Berawal Dari Luka

25 7 4
                                    

Menunggu sepertinya sudah menjadi takdir Ibel sejak lahir, dari beberapa jam yang lalu Ibel sudah duduk di taman kota seorang diri; tengah menanti sosok yang sudah lama sekali tidak ia temui. Bukan. Bukan lama tidak ia temui, tapi orang itu yang sepertinya selalu menghindar untuk bertemu dengannya.

Selalu saja ada alasan saat Ibel mengajak Angga untuk bertemu hanya beberapa menit, atau mungkin detik. Ibel tidak perlu berlama-lama berbicara dengan lelaki itu, toh, bisa melihat wajah Angga saja; itu sudah lebih dari cukup.

Ibel juga tidak perlu Angga menanyakan kabarnya, atau sekedar berbasa-basi menanyakan kesehariannya. Ibel tidak perlu itu, yang Ibel butuh kan hanya Angga peka dengan perasaan yang selama ini Ibel coba untuk pendam dalam-dalam.

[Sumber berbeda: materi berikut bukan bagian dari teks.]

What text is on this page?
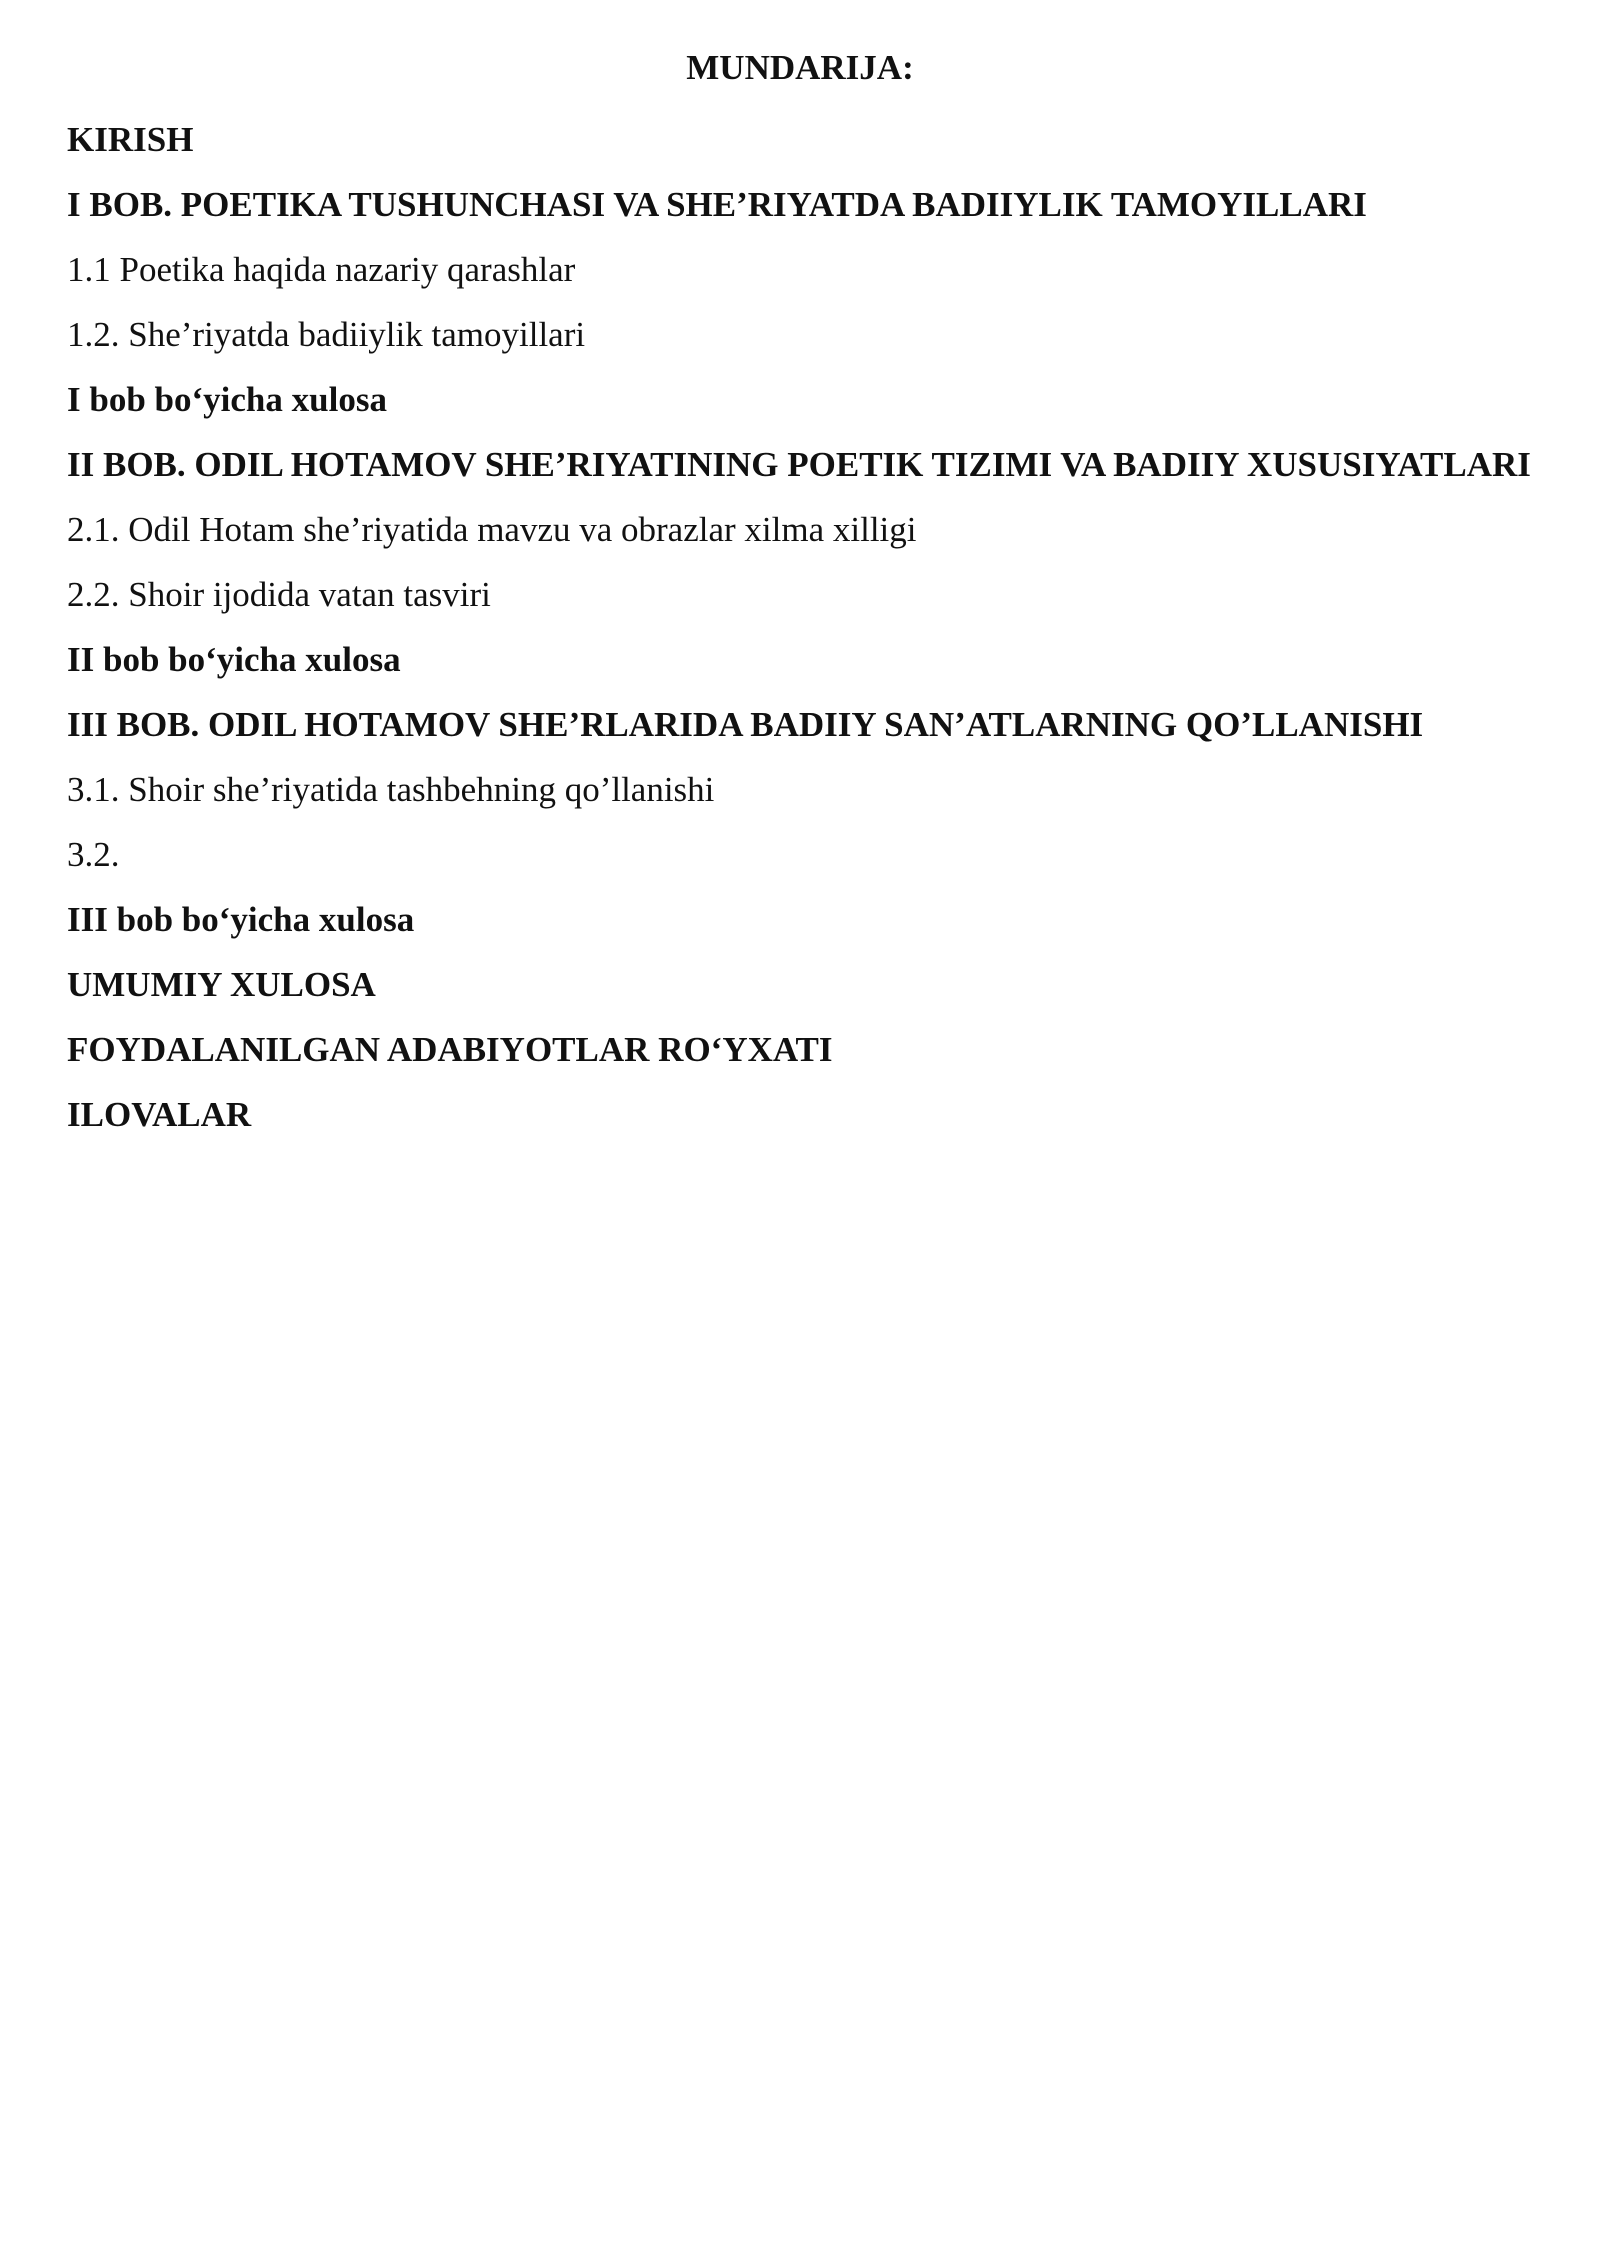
MUNDARIJA:
KIRISH
I BOB. POETIKA TUSHUNCHASI VA SHE’RIYATDA BADIIYLIK TAMOYILLARI
1.1 Poetika haqida nazariy qarashlar
1.2. She’riyatda badiiylik tamoyillari
I bob bo‘yicha xulosa
II BOB. ODIL HOTAMOV SHE’RIYATINING POETIK TIZIMI VA BADIIY XUSUSIYATLARI
2.1. Odil Hotam she’riyatida mavzu va obrazlar xilma xilligi
2.2. Shoir ijodida vatan tasviri
II bob bo‘yicha xulosa
III BOB. ODIL HOTAMOV SHE’RLARIDA BADIIY SAN’ATLARNING QO’LLANISHI
3.1. Shoir she’riyatida tashbehning qo’llanishi
3.2.
III bob bo‘yicha xulosa
UMUMIY XULOSA
FOYDALANILGAN ADABIYOTLAR RO‘YXATI
ILOVALAR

Ibel hanya perlu Angga melihat ke arahnya bukan sebatas teman, adik atau mungkin sahabat. Sejak SMA Ibel memang selalu berada di dekat Angga, menjadi pendengar yang baik bagi seorang Angga, atau sesekali menjadi tempat bersandar di saat Angga lelah dengan aturan ketat orang tuanya yang menganjurkan Angga untuk selalu menjadi yang terbaik.

Ibel seolah tahu apa yang dialami oleh Angga, Ibel seolah tahu apa yang Angga rasakan. Walaupun pada kenyataannya Ibel hanya memeluk seorang diri, Ibel tidak menutup mata bahwa selama ini hanya dirinya yang terlalu menggenggam erat tangan Angga, sedangkan Angga hanya sekedar membalas genggamannya yang kapan saja bisa Angga lepas.

Ibel lelah?

Jawabannya, tidak. Ibel tidak pernah lelah mencintai seorang diri, Ibel tidak pernah lelah mengejar seorang diri walaupun dengan langkah tertatih. Ia percaya, suatu saat Angga akan melihat ketulusannya selama ini bukan sebagai teman atau pun sahabat.

Angga segalanya bagi Ibel, kesedihan Angga adalah luka terdalam bagi Ibel.

Demi Angga, Ibel rela melakukan apa saja. Bahkan seperti saat ini, Ibel tidak memedulikan kesehatannya yang sedang menurun saat Angga mengajaknya untuk bertemu.

"Bel!"

Ibel menoleh dan tersenyum pada lelaki berbadan tegap itu, ada rasa lega saat Ibel menemui bola mata hitam pekat itu masih seperti dulu; hangat.

"Angga."

"Udah lama, ya?"

"Enggak, kok. Ibel juga baru aja sampai."

Ibel mencoba tersenyum seperti biasa, ia seolah lupa telah menunggu Angga begitu lama di tempat ini.

"Angga dari mana?" tanya Ibel saat Angga menggulung lengan kemejanya hingga siku.

"Tadi ketemu Devi dulu, ingat gak? Devi yang dulu sekelas sama kamu, dia jadi sponsor di kantor aku."

"Devi yang juga pernah suka sama Angga?"

Angga diam. Ia menatap mata Ibel lama, lalu terkekeh pelan. "Ibel lapar?" sahut Angga.

"Iya, 'kan?"

Angga mencubit pipi chubby Ibel gemas, gadis itu sepertinya tahu segalanya tentang Angga.

"Sakit, Ga."

"Lagian Ibel juga, sekalinya ketemu malah nanyain itu. Aku gak tau, lupa malahan kalau dia pernah suka sama Angga."

Ibel hanya mengangguk saja, ia tidak mau merusak momen pertemuannya dengan Angga setelah sekian lama ia sulit bertemu dengan Angga.

"Ibel suka lembur, ya? Matanya kok kelihatan sayu gitu, sakit?" tanya Angga sambil memegang kening Ibel memastikan gadis itu baik-baik saja.

Ibel menepis lembut tangan Angga dan menggeleng. Setelah melihat Angga rasa sakitnya seolah hilang, ia tidak lagi merasa lemas atau pun pusing.